Dionysos est donc caractérisé, non par le rêve, mais par l'ivresse. En quel sens faut-il prendre ce terme ? Tout d'abord, l'état d'ivresse, en tant qu'état physiologique, peut provenir soit d'un breuvage, soit du printemps, soit d'une extase spirituelle. C'est un état primitif qui constitue plus une régression qu'une sublimation. En tout cas, il y a une marche régressive du sens de la perception ou de la représentation, et allant de l'apparence superficielle, en deçà même de l'apparence de l'apparence, vers un fonds commun indifférencié de tous les êtres, véritablement en deçà de l'individu. Cette ivresse dionysiaque a, certes, eu, chez les Grecs eux-mêmes, des interprétations différentes: au moins, deux interprétations opposées.
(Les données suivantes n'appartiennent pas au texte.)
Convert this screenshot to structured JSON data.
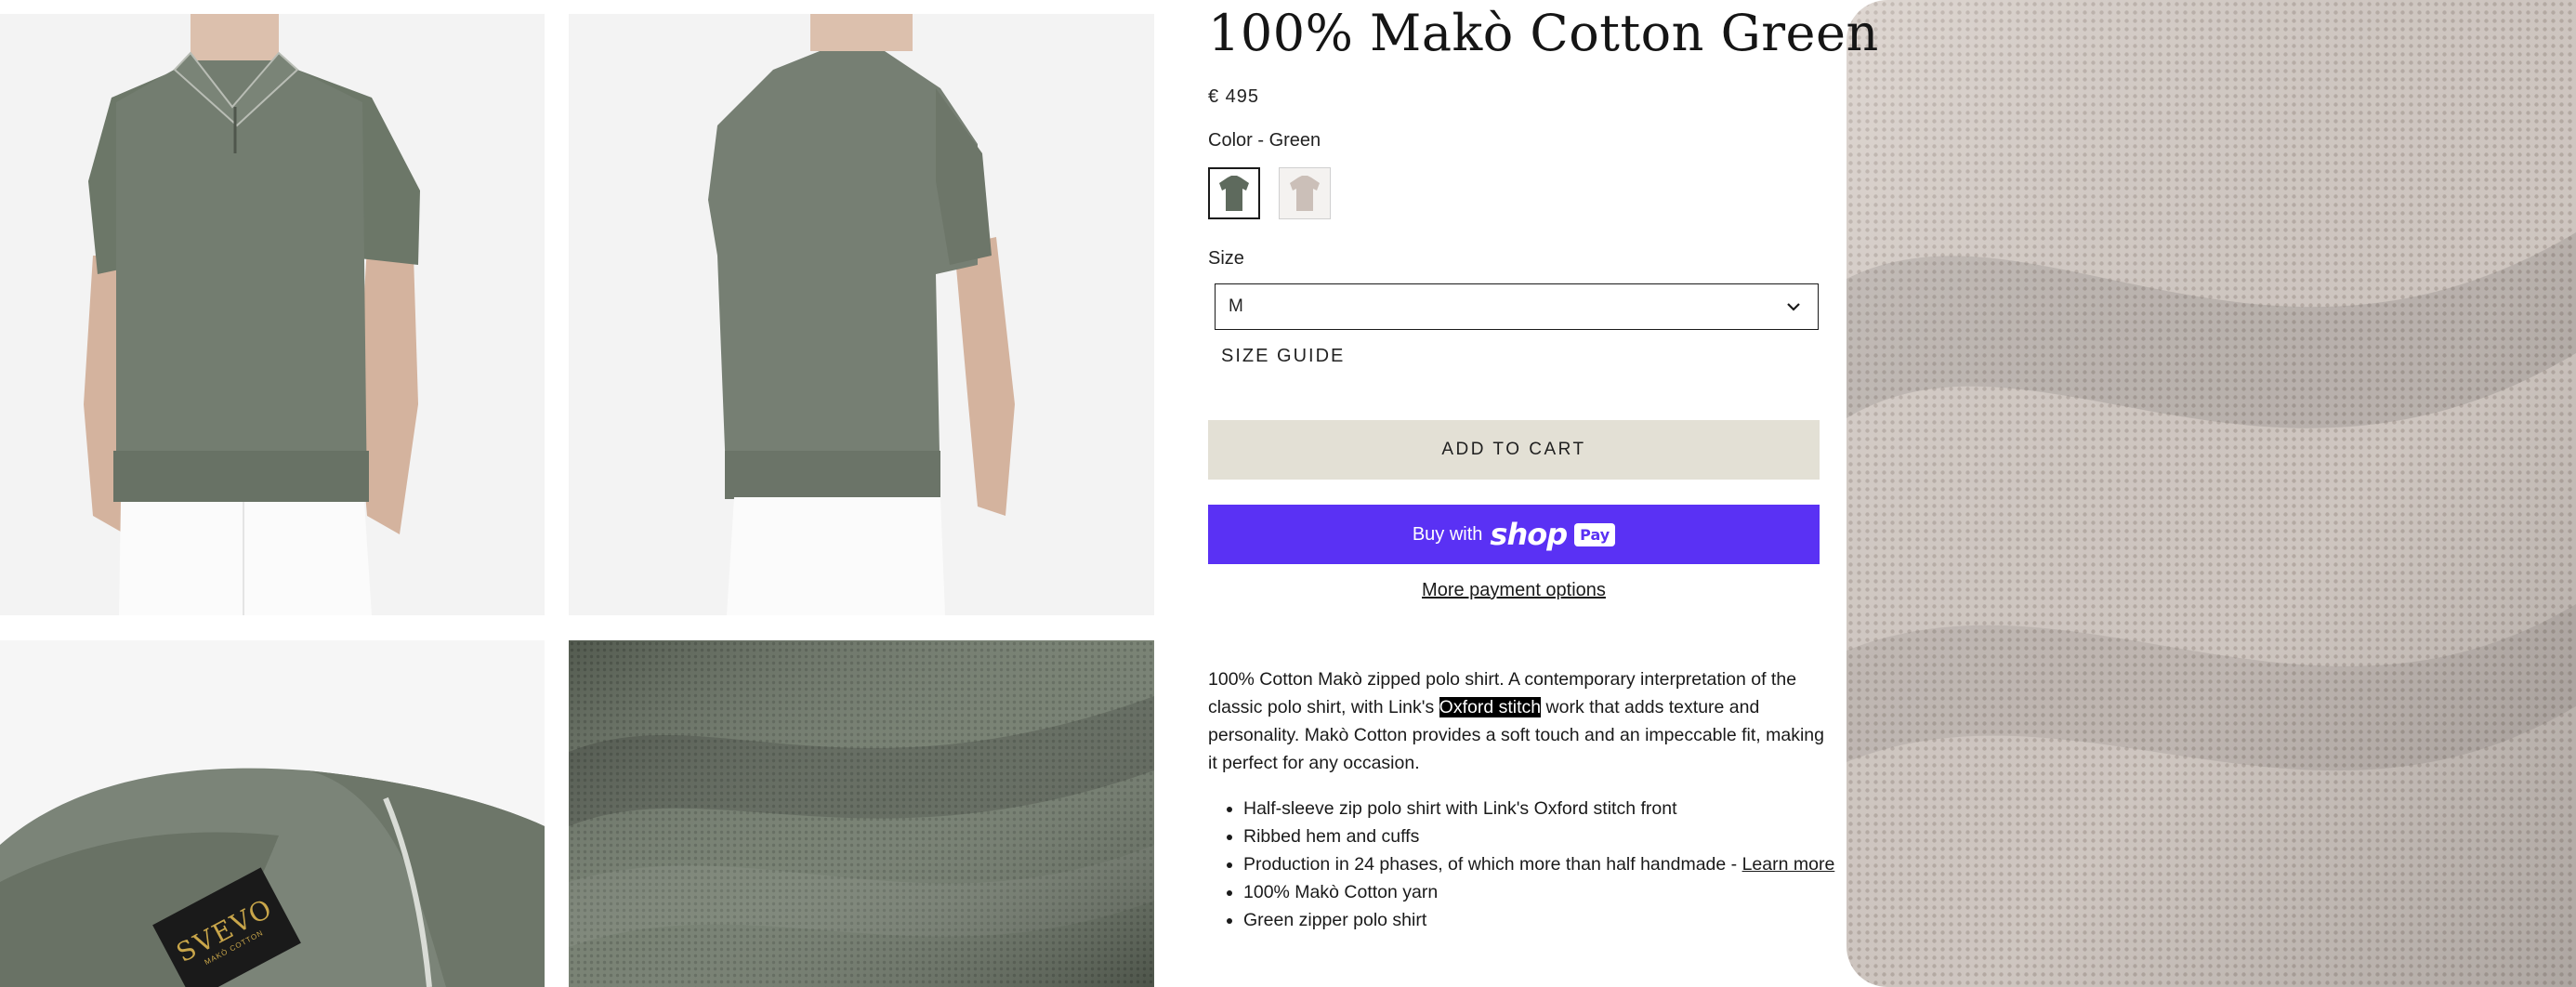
{
  "product": {
    "title": "100% Makò Cotton Green",
    "price": "€ 495",
    "color_label": "Color - Green",
    "swatches": [
      {
        "name": "Green",
        "color": "#5e6a5d"
      },
      {
        "name": "Sand",
        "color": "#cbbfb8"
      }
    ],
    "size_label": "Size",
    "size_value": "M",
    "size_guide": "SIZE GUIDE",
    "add_to_cart": "ADD TO CART",
    "buy_with": "Buy with",
    "shop_logo": "shop",
    "pay_badge": "Pay",
    "more_payment_options": "More payment options"
  },
  "description": {
    "part1": "100% Cotton Makò zipped polo shirt. A contemporary interpretation of the classic polo shirt, with Link's ",
    "highlight": "Oxford stitch",
    "part2": " work that adds texture and personality. Makò Cotton provides a soft touch and an impeccable fit, making it perfect for any occasion."
  },
  "features": {
    "items": [
      "Half-sleeve zip polo shirt with Link's Oxford stitch front",
      "Ribbed hem and cuffs",
      "Production in 24 phases, of which more than half handmade - ",
      "100% Makò Cotton yarn",
      "Green zipper polo shirt"
    ],
    "learn_more": "Learn more"
  },
  "images": {
    "label_brand": "SVEVO",
    "label_sub": "MAKÒ COTTON"
  },
  "colors": {
    "shirt_green": "#707a6d",
    "knit_sand": "#d8cfc9",
    "shop_pay_purple": "#5a31f4",
    "add_to_cart_bg": "#e3e0d5"
  }
}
Le fond commun de ces deux interprétations, que nous examinerons plus loin, est que Dionysos, dieu tard venu dans l'Olympe, apporte avec lui une croyance populaire: à savoir que l'ivresse permet à l'homme de passer de l'état humain à l'état divin.

Nietzsche part du point de vue de la psyché comme opérant habituellement selon deux principes : le principe du rêve, qui embellit tout ce qui concerne l'homme, et le principe de l'ivresse qui le réconcilie avec tout ce qui existe au point de justifier le mal humain (selon la section 9 de la N.T.).
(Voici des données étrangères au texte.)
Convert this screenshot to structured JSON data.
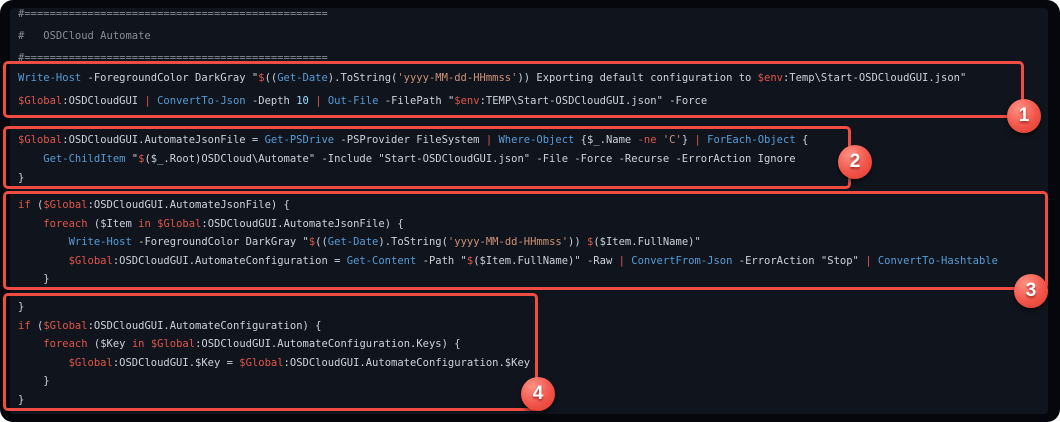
{
  "colors": {
    "page_bg": "#ffffff",
    "window_bg": "#05070d",
    "surface_bg": "#10141d",
    "box_border": "#f14c44",
    "comment": "#848d97",
    "text": "#ccd2dc",
    "cmdlet": "#569cd6",
    "keyword": "#e0564a",
    "string": "#ce9178",
    "number": "#9cdcfe"
  },
  "comment_lines": [
    [
      [
        "c",
        "#================================================"
      ]
    ],
    [
      [
        "c",
        "#   OSDCloud Automate"
      ]
    ],
    [
      [
        "c",
        "#================================================"
      ]
    ]
  ],
  "annotation_boxes": [
    {
      "badge": "1",
      "lines": [
        [
          [
            "b",
            "Write-Host"
          ],
          [
            "d",
            " -ForegroundColor DarkGray \""
          ],
          [
            "r",
            "$"
          ],
          [
            "d",
            "(("
          ],
          [
            "b",
            "Get-Date"
          ],
          [
            "d",
            ").ToString("
          ],
          [
            "s",
            "'yyyy-MM-dd-HHmmss'"
          ],
          [
            "d",
            ")) Exporting default configuration to "
          ],
          [
            "r",
            "$env"
          ],
          [
            "d",
            ":Temp\\Start-OSDCloudGUI.json\""
          ]
        ],
        [
          [
            "r",
            "$Global"
          ],
          [
            "d",
            ":OSDCloudGUI "
          ],
          [
            "r",
            "|"
          ],
          [
            "d",
            " "
          ],
          [
            "b",
            "ConvertTo-Json"
          ],
          [
            "d",
            " -Depth "
          ],
          [
            "n",
            "10"
          ],
          [
            "d",
            " "
          ],
          [
            "r",
            "|"
          ],
          [
            "d",
            " "
          ],
          [
            "b",
            "Out-File"
          ],
          [
            "d",
            " -FilePath \""
          ],
          [
            "r",
            "$env"
          ],
          [
            "d",
            ":TEMP\\Start-OSDCloudGUI.json\" -Force"
          ]
        ]
      ]
    },
    {
      "badge": "2",
      "lines": [
        [
          [
            "r",
            "$Global"
          ],
          [
            "d",
            ":OSDCloudGUI.AutomateJsonFile = "
          ],
          [
            "b",
            "Get-PSDrive"
          ],
          [
            "d",
            " -PSProvider FileSystem "
          ],
          [
            "r",
            "|"
          ],
          [
            "d",
            " "
          ],
          [
            "b",
            "Where-Object"
          ],
          [
            "d",
            " {$_.Name "
          ],
          [
            "r",
            "-ne"
          ],
          [
            "d",
            " "
          ],
          [
            "s",
            "'C'"
          ],
          [
            "d",
            "} "
          ],
          [
            "r",
            "|"
          ],
          [
            "d",
            " "
          ],
          [
            "b",
            "ForEach-Object"
          ],
          [
            "d",
            " {"
          ]
        ],
        [
          [
            "d",
            "    "
          ],
          [
            "b",
            "Get-ChildItem"
          ],
          [
            "d",
            " \""
          ],
          [
            "r",
            "$"
          ],
          [
            "d",
            "($_.Root)OSDCloud\\Automate\" -Include \"Start-OSDCloudGUI.json\" -File -Force -Recurse -ErrorAction Ignore"
          ]
        ],
        [
          [
            "d",
            "}"
          ]
        ]
      ]
    },
    {
      "badge": "3",
      "lines": [
        [
          [
            "r",
            "if"
          ],
          [
            "d",
            " ("
          ],
          [
            "r",
            "$Global"
          ],
          [
            "d",
            ":OSDCloudGUI.AutomateJsonFile) {"
          ]
        ],
        [
          [
            "d",
            "    "
          ],
          [
            "r",
            "foreach"
          ],
          [
            "d",
            " ($Item "
          ],
          [
            "r",
            "in"
          ],
          [
            "d",
            " "
          ],
          [
            "r",
            "$Global"
          ],
          [
            "d",
            ":OSDCloudGUI.AutomateJsonFile) {"
          ]
        ],
        [
          [
            "d",
            "        "
          ],
          [
            "b",
            "Write-Host"
          ],
          [
            "d",
            " -ForegroundColor DarkGray \""
          ],
          [
            "r",
            "$"
          ],
          [
            "d",
            "(("
          ],
          [
            "b",
            "Get-Date"
          ],
          [
            "d",
            ").ToString("
          ],
          [
            "s",
            "'yyyy-MM-dd-HHmmss'"
          ],
          [
            "d",
            ")) "
          ],
          [
            "r",
            "$"
          ],
          [
            "d",
            "($Item.FullName)\""
          ]
        ],
        [
          [
            "d",
            "        "
          ],
          [
            "r",
            "$Global"
          ],
          [
            "d",
            ":OSDCloudGUI.AutomateConfiguration = "
          ],
          [
            "b",
            "Get-Content"
          ],
          [
            "d",
            " -Path \""
          ],
          [
            "r",
            "$"
          ],
          [
            "d",
            "($Item.FullName)\" -Raw "
          ],
          [
            "r",
            "|"
          ],
          [
            "d",
            " "
          ],
          [
            "b",
            "ConvertFrom-Json"
          ],
          [
            "d",
            " -ErrorAction \"Stop\" "
          ],
          [
            "r",
            "|"
          ],
          [
            "d",
            " "
          ],
          [
            "b",
            "ConvertTo-Hashtable"
          ]
        ],
        [
          [
            "d",
            "    }"
          ]
        ]
      ]
    },
    {
      "badge": "4",
      "lines": [
        [
          [
            "d",
            "}"
          ]
        ],
        [
          [
            "r",
            "if"
          ],
          [
            "d",
            " ("
          ],
          [
            "r",
            "$Global"
          ],
          [
            "d",
            ":OSDCloudGUI.AutomateConfiguration) {"
          ]
        ],
        [
          [
            "d",
            "    "
          ],
          [
            "r",
            "foreach"
          ],
          [
            "d",
            " ($Key "
          ],
          [
            "r",
            "in"
          ],
          [
            "d",
            " "
          ],
          [
            "r",
            "$Global"
          ],
          [
            "d",
            ":OSDCloudGUI.AutomateConfiguration.Keys) {"
          ]
        ],
        [
          [
            "d",
            "        "
          ],
          [
            "r",
            "$Global"
          ],
          [
            "d",
            ":OSDCloudGUI.$Key = "
          ],
          [
            "r",
            "$Global"
          ],
          [
            "d",
            ":OSDCloudGUI.AutomateConfiguration.$Key"
          ]
        ],
        [
          [
            "d",
            "    }"
          ]
        ],
        [
          [
            "d",
            "}"
          ]
        ]
      ]
    }
  ]
}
Car l'ivresse évoquée a le privilège d'abolir toutes les frontières et toutes les limites, aussi bien celles entre le maître et l'esclave que celles entre l'homme et la nature, entre l'homme et l'homme. L'ivresse produit la fraternité universelle. Ce n'est pas sans raison que, dans la Naissance de la tragédie, Nietzsche fait allusion à l'Hymne à la joie. Aussi, avec l'ivresse et avec la forme de régression qu'elle entraîne, il faut considérer qu'interviennent deux éléments nouveaux, très importants dans toute civilisation aussi archaïque soit-elle. Ces éléments sont l'existence d'un mal perçu à travers l'infraction et le besoin de le purger : c'est-à-dire la faute et le châtiment.

Dans le processus de la rhétorique, c'est là qu'intervient la purgatio, c'est-à-dire la justification de l'accusé (3). On demande s'il y avait nécessité pour qu'un tel acte existât, si la violence pouvait être évitée ou diminuée : la nécessité était-elle une nécessité compulsive ?

L'ivresse qui libére l'individu en l'annihilant a pu jouer un rôle culturel dans les fêtes dionysiaques de la Thrace, en particulier dans la tribu des Satrai ou Satrae, où se déroulaient des rites orgiastiques. D'après Hérodote (voir le livre VII, sections 110 et 111 de ses Histoires) que cite Nietzsche, le culte dionysiaque a, en Thrace, précédé le culte apollinien : il y avait là un service d'oracle inspiré par Dionysos (et non pas par Apollon comme à Delphes). On a eu confirmation de ces événements rituels à travers d'anciennes pièces de monnaie, découvertes en Macédoine. L'archéologue britannique, William Ridgeway (1853-1926), qui découvrit ces pièces, les analysa et en fit un rapport détaillé dans son ouvrage de 1901, Early Age of Greece. Ces fêtes dionysiaques se déroulaient dans un débordement d'énergie sexuelle dont, écrit Nietzsche dans la Naissance de la tragédie, "les vagues s'attaquaient à la famille et à ses principes respectables". Cette régression - dont Nietzsche n'hésite pas à dire qu'elle va de l'homme au tigre et au singe - était, selon ses paroles, "un déchaînement total de toutes les forces symboliques", l'homme étant alors entièrement dépouillé de son être subjectif et ne s'exprimant plus que par les forces cosmiques antérieures à ce qui avait été le moi empirique.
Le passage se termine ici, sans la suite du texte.